The country probably won’t be forced out of the euro. But there is a scenario where this could happen. This involves Syriza, the radical-left party, winning the upcoming election and then running out of time before it can perform the policy U-turn necessary to keep its creditors on side. Depositors might then panic.
Syriza is the clear favourite in the Jan. 25 election. If it emerges victorious, it could be headed for a clash with its euro zone creditors. The party has promised to cut Greece’s debt and increase public spending, but it won’t be able to get an agreement to do this.
Germany, which drives euro zone policy, is not too afraid of financial contagion if Greece defaults on its debts and quits the euro. Berlin is more worried about the political contagion if it cuts Athens too much slack. Other countries, especially France and Italy, might then go slow on implementing their own economic reforms.
This is not to say that Greece does not deserve some form of extra debt relief if it keeps up its reform efforts. Encouragingly, Syriza has promised much-needed crackdowns on tax evasion and oligarchs. The snag is that it will be politically almost impossible for its creditors to cut the headline debt level.
The obvious compromise, the rough parameters of which have already been discussed between the current government and the euro zone, is to fix the interest rate at extremely low levels and extend the grace period before any of the loan has to be repaid.
Could Syriza accept such an approach to the debt? Could it also agree to refrain from a spending splurge?
Possibly, given enough time. But there is no doubt that it would involve a somersault, or what the Greeks call “kolotoumba.” Many of its activists would view this as a betrayal of everything they stand for.
What’s more, Syriza thinks it can play hardball. A common theory is that, because Greece now has a budget surplus before counting interest payments, Athens could default unilaterally on its debt and keep the show on the road.
Doing so would be a dangerous folly. While the government could indeed fund itself if it refused to pay its debt, a default could provoke panic among bank depositors. In such a scenario, the ECB would no longer provide liquidity to Greek banks – making a bank run rational.
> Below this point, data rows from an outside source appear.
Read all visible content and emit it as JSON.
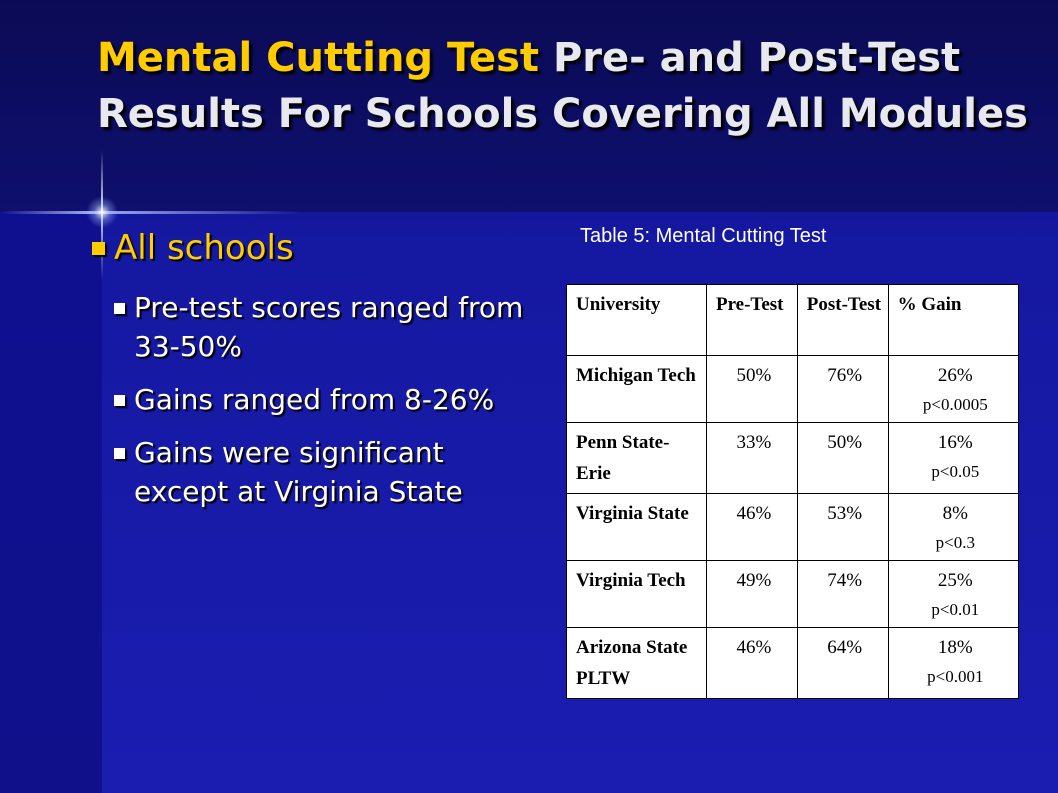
{
  "slide": {
    "title_accent": "Mental Cutting Test",
    "title_rest": " Pre- and Post-Test Results For Schools Covering All Modules"
  },
  "bullets": {
    "main": "All schools",
    "sub": [
      "Pre-test scores ranged from 33-50%",
      "Gains ranged from 8-26%",
      "Gains were significant except at Virginia State"
    ]
  },
  "table": {
    "caption": "Table 5: Mental Cutting Test",
    "headers": [
      "University",
      "Pre-Test",
      "Post-Test",
      "% Gain"
    ],
    "rows": [
      {
        "university": "Michigan Tech",
        "pre": "50%",
        "post": "76%",
        "gain": "26%",
        "p": "p<0.0005"
      },
      {
        "university": "Penn State-Erie",
        "pre": "33%",
        "post": "50%",
        "gain": "16%",
        "p": "p<0.05"
      },
      {
        "university": "Virginia State",
        "pre": "46%",
        "post": "53%",
        "gain": "8%",
        "p": "p<0.3"
      },
      {
        "university": "Virginia Tech",
        "pre": "49%",
        "post": "74%",
        "gain": "25%",
        "p": "p<0.01"
      },
      {
        "university": "Arizona State PLTW",
        "pre": "46%",
        "post": "64%",
        "gain": "18%",
        "p": "p<0.001"
      }
    ]
  },
  "colors": {
    "background": "#1a1ca8",
    "header": "#0b0b55",
    "accent": "#ffcc00",
    "text": "#ffffff"
  }
}
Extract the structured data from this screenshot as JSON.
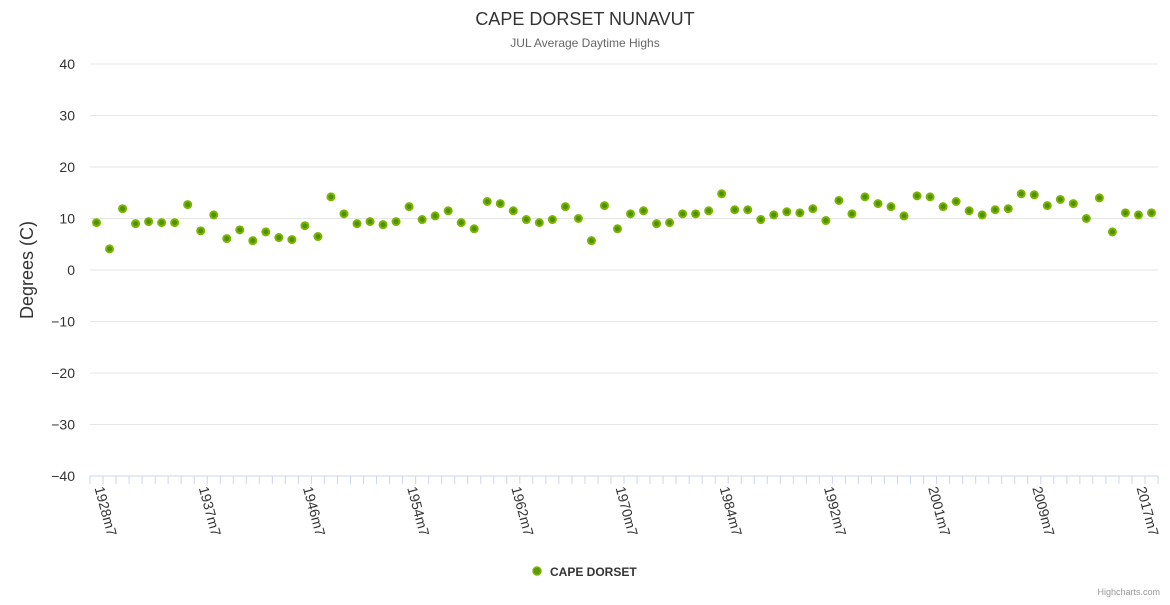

Indeed, the central bank fired a warning shot last week saying effectively that it would no longer act as a lender of last resort to the country’s banks after the end of February unless Athens secured an extension of its current bailout programme, which runs out then.
Greece’s own central bank may still be able to supply what is known as “emergency liquidity assistance” if needed. But the ECB would probably veto this too if a new government wasn’t at least seriously negotiating an extension of the programme.
If there was a bank run without a safety net, the government’s only option would be to impose capital controls. Unless it then appealed to its creditors for mercy, it would have to bring back the drachma.
What’s more, Athens’ own finances are stretched because it hasn’t agreed to the latest demands of its creditors and so hasn’t received the last dollop of bailout cash. Unless it can scrape together cash from somewhere, it will run out of money by the end of February.
All this means that if Syriza wins the upcoming election, it will immediately be under extreme time pressure. Its first priority, to form a government, won’t be easy because it is unlikely to have an overall majority. Syriza would have to secure a coalition and its most obvious partner, the centrist To Potami movement, is adamant that it won’t agree to a deal that could put Greece’s membership of the euro at risk.
To Potami should stick to its hard line. This would mean insisting that Syriza ask nicely for an extension of the bailout plan. To get this, it would have to agree in broad terms to the programme that it has spent years denouncing. This would require a rapid kolotoumba from Syriza’s leader, Alexis Tsipras. That’s why it is quite possible that there will be no coalition deal and a second election will be called for late February or early March.
By that stage, the heat would really be on. The end-February cutoff of ECB support would either have passed or already be looming. Deposit flight could also have taken off. Remember, a bank run started between the two elections of 2012.
If there is a second election this time, the principal job of the caretaker government that would run the country in the intervening period should be to ask for at least a short extension of the programme until a proper government was formed.
But the top priority now is for the euro zone creditors and the moderate elements in Syriza to put out feelers to one another to work out how the party could perform a kolotoumba without too much of a loss of face. The creditors should indicate that they will extend the bailout deal so long as Syriza asks for one nicely. After all, it is in nobody’s interest for Greece to be driven out of the euro.